Are you in growth mode, looking to expand, acquire businesses? Grow sales? Perhaps the business has already grown over the last year or so and you’re at that stage of where you want the business to be.
Any changes in your business mean that there may be considerations for your insurance. Firstly, do you have the right types of cover and levels of cover? For example if your business is growing and your level of exposure increases you may need to consider increasing the level of public liability insurance that you hold. Are there statutory requirements you need to meet (certain contracts may have minimum levels to meet)?
With a growing business another consideration is the increased value of general property, machinery and other contents your business may hold. For example your stock levels may have been increasing as your business has grown, so it’s worth checking to see if you have the enough cover within your business insurance to cover any losses.
Have you added new business actvities to your repertoire since you last took out your insurance? If so you may not be insured for these, it’s worth checking to ensure your cover is complete. On the flip side if you have stopped doing some lines of work, you may be over insured!

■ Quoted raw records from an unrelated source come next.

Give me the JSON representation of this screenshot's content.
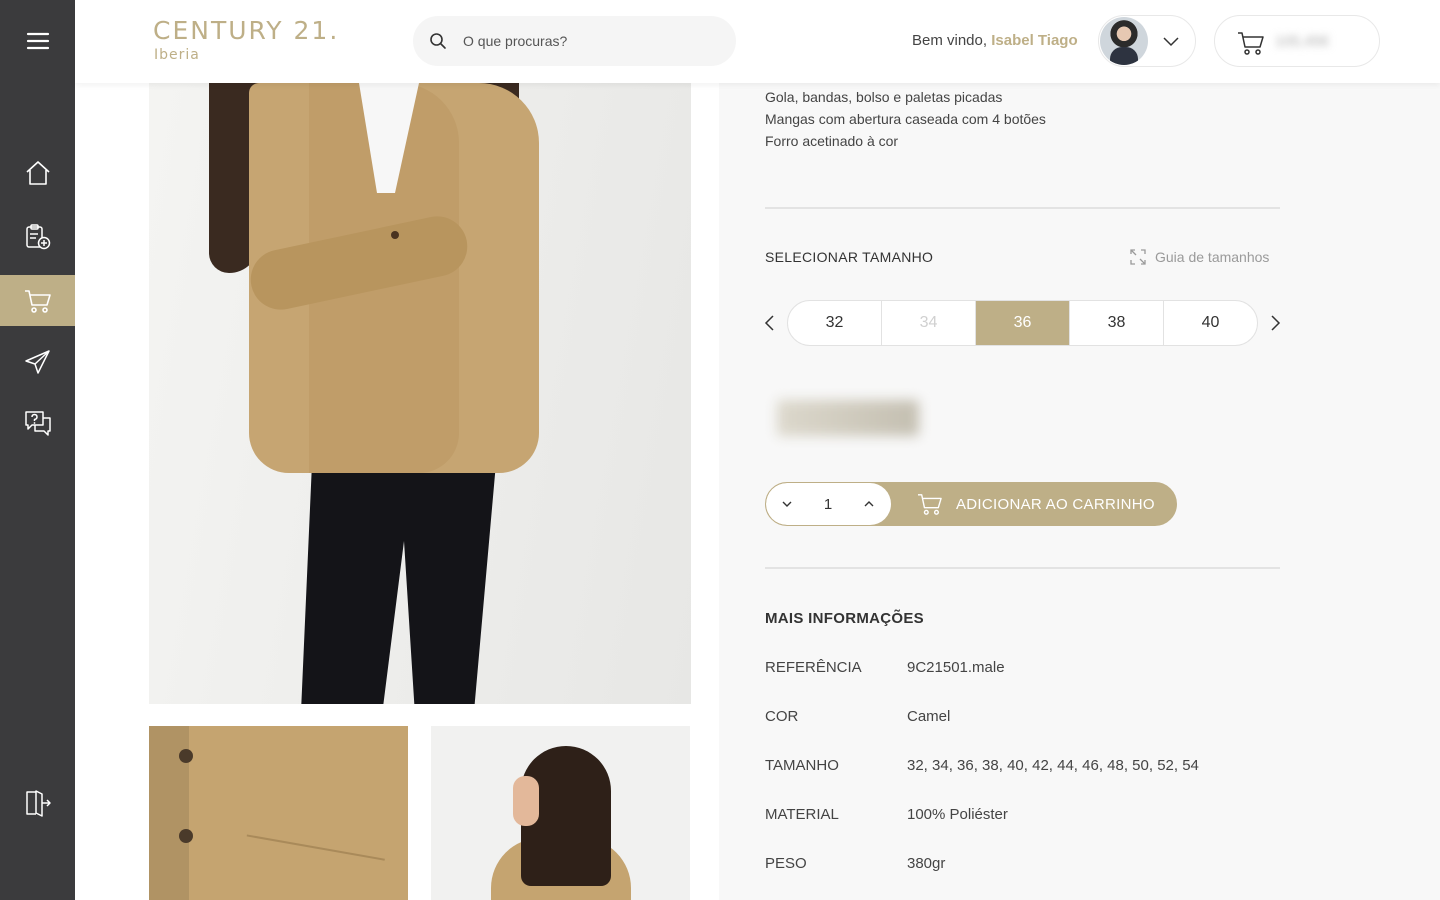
{
  "header": {
    "logo_main": "CENTURY 21.",
    "logo_sub": "Iberia",
    "search_placeholder": "O que procuras?",
    "welcome_prefix": "Bem vindo,",
    "user_name": "Isabel Tiago",
    "cart_total": "105,45€"
  },
  "sidebar": {
    "items": [
      "menu-icon",
      "home-icon",
      "add-order-icon",
      "cart-icon",
      "send-icon",
      "help-chat-icon",
      "logout-icon"
    ],
    "active": "cart-icon"
  },
  "product": {
    "description_lines": [
      "Gola, bandas, bolso e paletas picadas",
      "Mangas com abertura caseada com 4 botões",
      "Forro acetinado à cor"
    ],
    "size_title": "SELECIONAR TAMANHO",
    "size_guide": "Guia de tamanhos",
    "sizes": [
      "32",
      "34",
      "36",
      "38",
      "40"
    ],
    "selected_size": "36",
    "disabled_sizes": [
      "34"
    ],
    "quantity": "1",
    "add_to_cart": "ADICIONAR AO CARRINHO"
  },
  "more_info": {
    "title": "MAIS INFORMAÇÕES",
    "rows": [
      {
        "label": "REFERÊNCIA",
        "value": "9C21501.male"
      },
      {
        "label": "COR",
        "value": "Camel"
      },
      {
        "label": "TAMANHO",
        "value": "32, 34, 36, 38, 40, 42, 44, 46, 48, 50, 52, 54"
      },
      {
        "label": "MATERIAL",
        "value": "100% Poliéster"
      },
      {
        "label": "PESO",
        "value": "380gr"
      }
    ]
  },
  "colors": {
    "accent": "#beaf87",
    "sidebar": "#3b3b3d"
  }
}
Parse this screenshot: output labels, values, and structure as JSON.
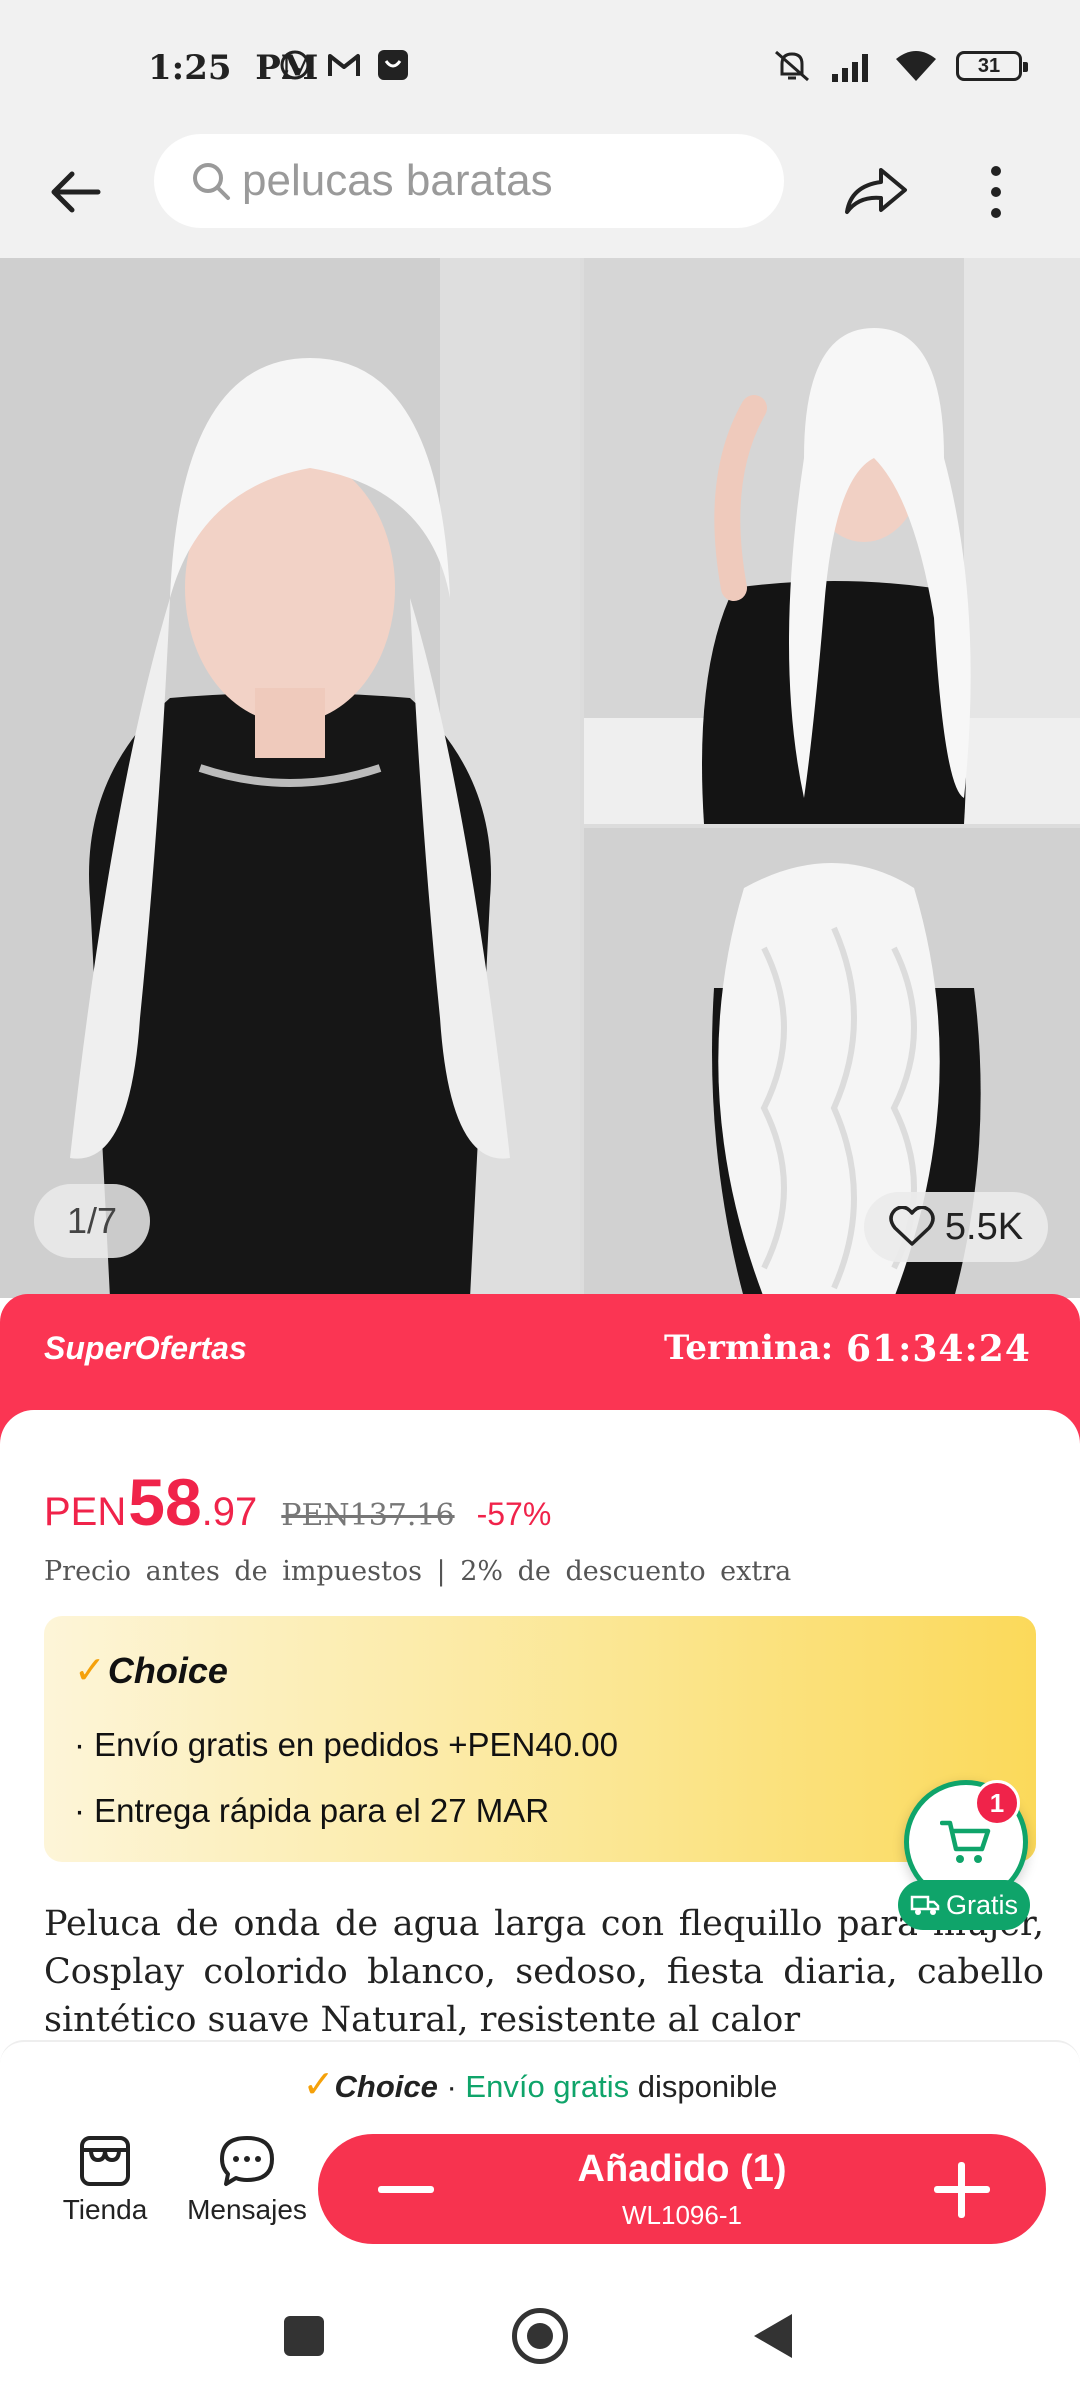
{
  "status_bar": {
    "time": "1:25",
    "ampm": "PM",
    "battery": "31",
    "left_icons": [
      "whatsapp-icon",
      "gmail-icon",
      "shopping-icon"
    ],
    "right_icons": [
      "mute-icon",
      "signal-icon",
      "wifi-icon",
      "battery-icon"
    ]
  },
  "header": {
    "search_value": "pelucas baratas"
  },
  "gallery": {
    "counter": "1/7",
    "likes": "5.5K"
  },
  "offer": {
    "title": "SuperOfertas",
    "ends_label": "Termina:",
    "timer": "61:34:24"
  },
  "price": {
    "currency": "PEN",
    "integer": "58",
    "decimal": ".97",
    "original": "PEN137.16",
    "discount": "-57%",
    "note": "Precio antes de impuestos | 2% de descuento extra"
  },
  "choice": {
    "label": "Choice",
    "line1": "· Envío gratis en pedidos +PEN40.00",
    "line2": "· Entrega rápida para el 27 MAR"
  },
  "product": {
    "title": "Peluca de onda de agua larga con flequillo para mujer, Cosplay colorido blanco, sedoso, fiesta diaria, cabello sintético suave Natural, resistente al calor"
  },
  "cart_fab": {
    "badge": "1",
    "gratis": "Gratis"
  },
  "bottom": {
    "choice_label": "Choice",
    "sep": " · ",
    "free_ship": "Envío gratis",
    "available": " disponible",
    "store_label": "Tienda",
    "messages_label": "Mensajes",
    "added_label": "Añadido (1)",
    "sku": "WL1096-1"
  },
  "colors": {
    "brand_red": "#f7334f",
    "offer_red": "#fb3553",
    "green": "#0fa46a",
    "choice_gold": "#fbd95a"
  }
}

And finally it’s worth doing a quick review of your policy to understand exactly what your covered for so if you do need to make use of your policy there are no nasty surprises. Some things to include in your review are:
Endorsements – does your policy have any endorsements? Or does it require any endorsements? An endorsement modifies the policy to suit your circumstances and can add coverage for something that is not standard. For example most Business Insurance policies do not include cover for flood and, depending on the insurer you are with, you could get an endorsement to include flood cover.
Re-instatements – does your policy have reinstatements? If you make a claim (or series of claims) and your Limit of Indemnity is reached, a “reinstatement” resets your Limit of Indemnity. For example if your policy has $1 million limit of indemnity and no reinstatements, and you make two claims totalling $1 million, you will need to wait until your policy anniversary for your Limit of Indemity to be restored and to make a new claim. (You will only be able to claim for an event that happens after your Limit of Indemnity has been restored). But if your policy has 1 reinstatement it means that after your two claims, your Limit of Indemnity will be restored once more, allowing for future claims. Policies vary and may offer no reinstatements, 1 or 2 reinstatemtents or even unlimited reinstatements. Understanding this will help you understand the true value of your cover.
The insured name – have you changed the name of your business? The insured name is what ‘covers’ the business so make sure you’ve got the correct name for your cover.
Continuous Cover – is your policy a claims made policy and does your policy offer you continuity of cover? Under your obligations you need to disclose any circumstances that may lay rise to a claim. Continuous cover extends cover should a claim arise out of a circumstance you innocently failed to notify under a previous policy (note you need to be continuously insured with the same insurer to qualify for this).
Retroactive Date – the retroactive date is the date which your cover effectively commences, regardless of who you were insured with before. This is an important one as some insurance is written on a claims made basis, which means that the policy provides cover only for claims made during the policy period. Having a policy with retroactive cover means you will be covered for claims made for circumstances you were unaware of before the policy period commenced (and after the retroactive date).
This may all sound like a lot to think about but a quick check in on all of the info above can make sure your business is insurance fit for the year ahead!